How the new banned books panic fits into America’s history of school censorship

Experts see a special virulence in this winter's wave of conservative-driven school book banning efforts.

It seems as though every few years, a new wave of panic sweeps across America about the books being taught in schools. They are too conservative, or too liberal; they’re being suppressed, or they’re dangerous; they’re pushing an agenda; attention must be paid. This winter sees America in the grips of the latest version of this story, with conservative-driven school book bannings heating up across the country. And experts say there’s a special virulence to this particular wave.

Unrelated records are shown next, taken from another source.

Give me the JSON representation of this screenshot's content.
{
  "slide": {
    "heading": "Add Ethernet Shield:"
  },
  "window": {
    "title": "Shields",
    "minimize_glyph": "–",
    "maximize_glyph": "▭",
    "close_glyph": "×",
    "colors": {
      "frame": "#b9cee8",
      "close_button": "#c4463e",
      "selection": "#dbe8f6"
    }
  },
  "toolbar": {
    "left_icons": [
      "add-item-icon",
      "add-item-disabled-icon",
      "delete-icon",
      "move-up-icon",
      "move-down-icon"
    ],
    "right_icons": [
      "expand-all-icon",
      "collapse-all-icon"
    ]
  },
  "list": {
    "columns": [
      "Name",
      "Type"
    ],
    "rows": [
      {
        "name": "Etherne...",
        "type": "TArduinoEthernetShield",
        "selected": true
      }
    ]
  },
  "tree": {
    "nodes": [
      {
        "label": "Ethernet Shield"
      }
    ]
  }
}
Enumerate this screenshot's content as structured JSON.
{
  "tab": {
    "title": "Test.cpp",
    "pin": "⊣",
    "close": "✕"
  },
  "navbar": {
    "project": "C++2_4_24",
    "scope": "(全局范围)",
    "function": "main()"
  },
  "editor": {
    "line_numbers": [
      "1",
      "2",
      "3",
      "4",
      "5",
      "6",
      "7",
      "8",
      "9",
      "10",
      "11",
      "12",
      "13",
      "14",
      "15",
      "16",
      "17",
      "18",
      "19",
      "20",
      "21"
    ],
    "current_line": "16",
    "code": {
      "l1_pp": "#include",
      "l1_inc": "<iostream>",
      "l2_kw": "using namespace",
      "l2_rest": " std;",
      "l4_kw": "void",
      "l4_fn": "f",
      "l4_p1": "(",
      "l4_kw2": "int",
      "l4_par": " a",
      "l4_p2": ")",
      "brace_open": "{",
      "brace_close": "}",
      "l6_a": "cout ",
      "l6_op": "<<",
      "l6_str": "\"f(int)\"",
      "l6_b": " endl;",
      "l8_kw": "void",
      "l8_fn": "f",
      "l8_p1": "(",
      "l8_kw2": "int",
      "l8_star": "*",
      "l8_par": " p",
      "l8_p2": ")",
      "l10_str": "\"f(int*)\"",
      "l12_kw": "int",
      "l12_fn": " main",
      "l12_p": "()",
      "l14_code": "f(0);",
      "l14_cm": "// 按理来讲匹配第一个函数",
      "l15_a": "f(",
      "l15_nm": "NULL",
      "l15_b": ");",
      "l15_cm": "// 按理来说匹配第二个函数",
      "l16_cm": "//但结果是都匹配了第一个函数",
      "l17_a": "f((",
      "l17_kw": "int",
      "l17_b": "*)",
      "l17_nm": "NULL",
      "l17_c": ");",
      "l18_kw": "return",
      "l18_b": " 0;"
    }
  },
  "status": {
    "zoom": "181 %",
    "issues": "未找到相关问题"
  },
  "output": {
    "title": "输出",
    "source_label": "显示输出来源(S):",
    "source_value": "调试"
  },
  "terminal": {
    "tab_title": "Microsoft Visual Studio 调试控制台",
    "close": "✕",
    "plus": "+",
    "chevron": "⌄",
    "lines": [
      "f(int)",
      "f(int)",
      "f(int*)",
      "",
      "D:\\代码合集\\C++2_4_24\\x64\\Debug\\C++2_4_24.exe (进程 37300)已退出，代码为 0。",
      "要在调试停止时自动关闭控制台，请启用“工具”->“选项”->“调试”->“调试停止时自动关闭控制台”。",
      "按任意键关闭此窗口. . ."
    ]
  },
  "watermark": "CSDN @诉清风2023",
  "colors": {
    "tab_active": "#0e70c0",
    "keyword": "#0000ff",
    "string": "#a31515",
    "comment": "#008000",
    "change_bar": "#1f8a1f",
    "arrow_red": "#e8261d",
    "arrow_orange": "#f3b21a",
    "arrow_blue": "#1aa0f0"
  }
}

In Tennessee, a school board yanked Art Spiegelman’s graphic Holocaust memoir Maus from the eighth-grade curriculum. Last fall, a Texas legislator launched an investigation into 850 books he argued “might make students feel discomfort, guilt, anguish, or any other form of psychological distress because of their race or sex,” including The Legal Atlas of the United States and Shirley Jackson’s “The Lottery.” In December, a Pennsylvania school district removed the LGBTQ classic Heather Has Two Mommies from school libraries.

“There’s definitely a major upsurge” in school book bannings, says Suzanne Nossel, CEO of the free speech organization PEN America. “Normally we hear about a few a year. We would write a letter to the school board or the library asking that the book be restored, and very often that would happen.”